April 13, 2023 — After decades of public scrutiny, legal battles, and many regulatory changes that constricted the fishery, large-mesh drift gillnets for swordfish in California will be phased out by 2027. Deep-set buoy gear, now being employed under federal exempted fishing permits, is set to become the primary method to harvest swordfish off the California coast, with harpoons continuing as a supplemental fishery.
After years of debate and with plenty of bad blood some between primary stakeholders, there is one thing the fishing industry, fisheries managers, and environmental groups agree on: There will be less bycatch from catching swordfish, but unless new technology can be scaled up there will also be less swordfish landed out of California ports.
“It’s not a replacement fishery for large mesh drift gillnets,” says Chugey Sepulveda of deep-set buoy gear. Sepulveda is director and senior scientist at the Pfleger Institute of Environmental Research and is the person who first developed deep-set buoy gear in the Southern California Bight. The buoy gear “was brought online to capitalize/augment the existing harpoon fishery, which supports a market that receives a higher price-point for its catch.”
Deep-set buoy gear has shown to be effective at catching swordfish efficiently with minimal bycatch, yielding a higher market price per pound, but Sepulveda and fishermen currently using the gear under federal exempted fishing permits say it was developed for smaller boats and doesn’t yield the volume of fish needed to cover the costs of larger vessels.
Furthermore, bycatch was still part of the catch for drift gillnets. Fishermen using large mesh drift gillnets earned additional income from retained thresher shark, louver, and other species, that will be lost with deep-set buoy gear.

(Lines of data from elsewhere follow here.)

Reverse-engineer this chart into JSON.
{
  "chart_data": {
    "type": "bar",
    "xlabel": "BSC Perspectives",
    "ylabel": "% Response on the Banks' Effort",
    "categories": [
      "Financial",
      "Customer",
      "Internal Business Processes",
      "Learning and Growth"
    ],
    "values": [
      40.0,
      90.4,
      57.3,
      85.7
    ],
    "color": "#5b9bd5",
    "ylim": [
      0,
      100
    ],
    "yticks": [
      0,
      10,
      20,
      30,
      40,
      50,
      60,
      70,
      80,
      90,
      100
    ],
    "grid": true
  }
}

Deep-set buoy gear consists of a vertical mainline around 150 fathoms in length with a flagpole outfitted with a light or radar reflector at the surface and a heavy sinker to keep the line anchored vertically. Attached to the mainline are typically 1 to 3 circle hooks with a light attached to shine below the thermocline at 20-70 meters (65 to 230 feet) in California waters. The gear is also designed to be actively tended with strike indicators at the surface to alert fishermen when a fish is on.